KBRA put the 2016 securitization — Honor Finance’s inaugural transaction — on “watch downgrade” last week. Honor Finance’s losses “rose considerably over the past few months,” higher than initial expectation for the $8.86 million Class C tranche, KBRA Senior Director William Carson told Auto Finance News. Continued management turnover also contributed to the warning, the ratings agency said.
Transactions can be on “watch” for 90 days, but KBRA can make changes anytime before that “if we see things deteriorate further,” Carson said. “As we saw in this deal, the performance did change negative fairly quickly,” he added.
Cumulative net losses in the transaction are at 17.63% — 5.98% higher than expected. Based on collateral mix at closing and historical performance data, KBRA had expected losses to climb as high as 21.9%. Yet recent analysis has put losses on pace to hit the 27%-to-29% range.

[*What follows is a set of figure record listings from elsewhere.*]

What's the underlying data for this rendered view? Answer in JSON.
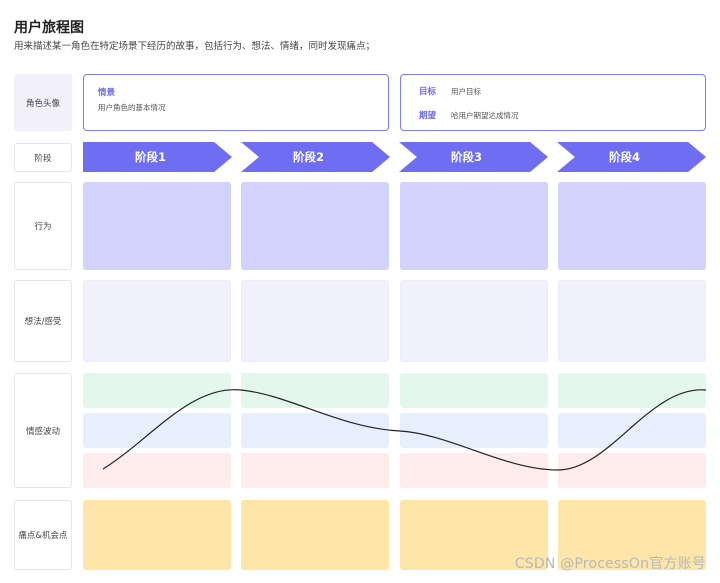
{
  "header": {
    "title": "用户旅程图",
    "subtitle": "用来描述某一角色在特定场景下经历的故事，包括行为、想法、情绪，同时发现痛点；"
  },
  "rows": {
    "avatar": "角色头像",
    "stage": "阶段",
    "behavior": "行为",
    "thought": "想法/感受",
    "emotion": "情感波动",
    "pain": "痛点&机会点"
  },
  "scenario": {
    "heading": "情景",
    "text": "用户角色的基本情况"
  },
  "goals": {
    "goal_key": "目标",
    "goal_val": "用户目标",
    "expect_key": "期望",
    "expect_val": "哈用户期望达成情况"
  },
  "stages": [
    "阶段1",
    "阶段2",
    "阶段3",
    "阶段4"
  ],
  "colors": {
    "accent": "#6f6ef2",
    "behavior": "#d2d2fc",
    "thought": "#f1f0fd",
    "emotion_high": "#e4f7ec",
    "emotion_mid": "#e8effc",
    "emotion_low": "#fdeceb",
    "pain": "#fde6a7"
  },
  "watermark": "CSDN @ProcessOn官方账号"
}
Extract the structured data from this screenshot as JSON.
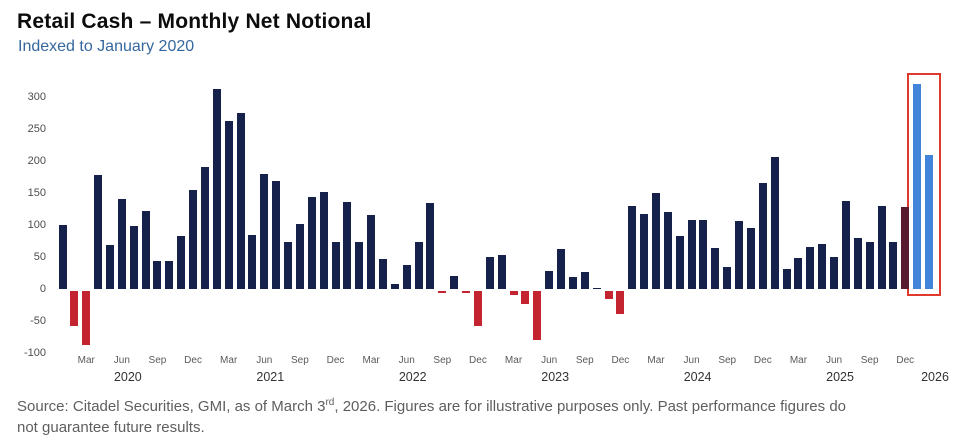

Honor Finance will likely be on issuers’ and investors’ watchlists, Joe Cioffi, chair of the insolvency, creditors’ rights, and financial products practice group at Davis & Gilbert, told AFN. “It could become a bellwether of sorts, ultimately becoming a testament to the ability of credit enhancement to hold off the tide of losses before they reach investors,” he said.
Since warning Honor Finance of the downgrade in December 2017, the Evanston, Ill.-based company’s senior-most executives — President and Chief Executive James Collins, Chief Operating Officer Rob DiMeo, and Chief Financial Officer Lionel Lenz — have left the company.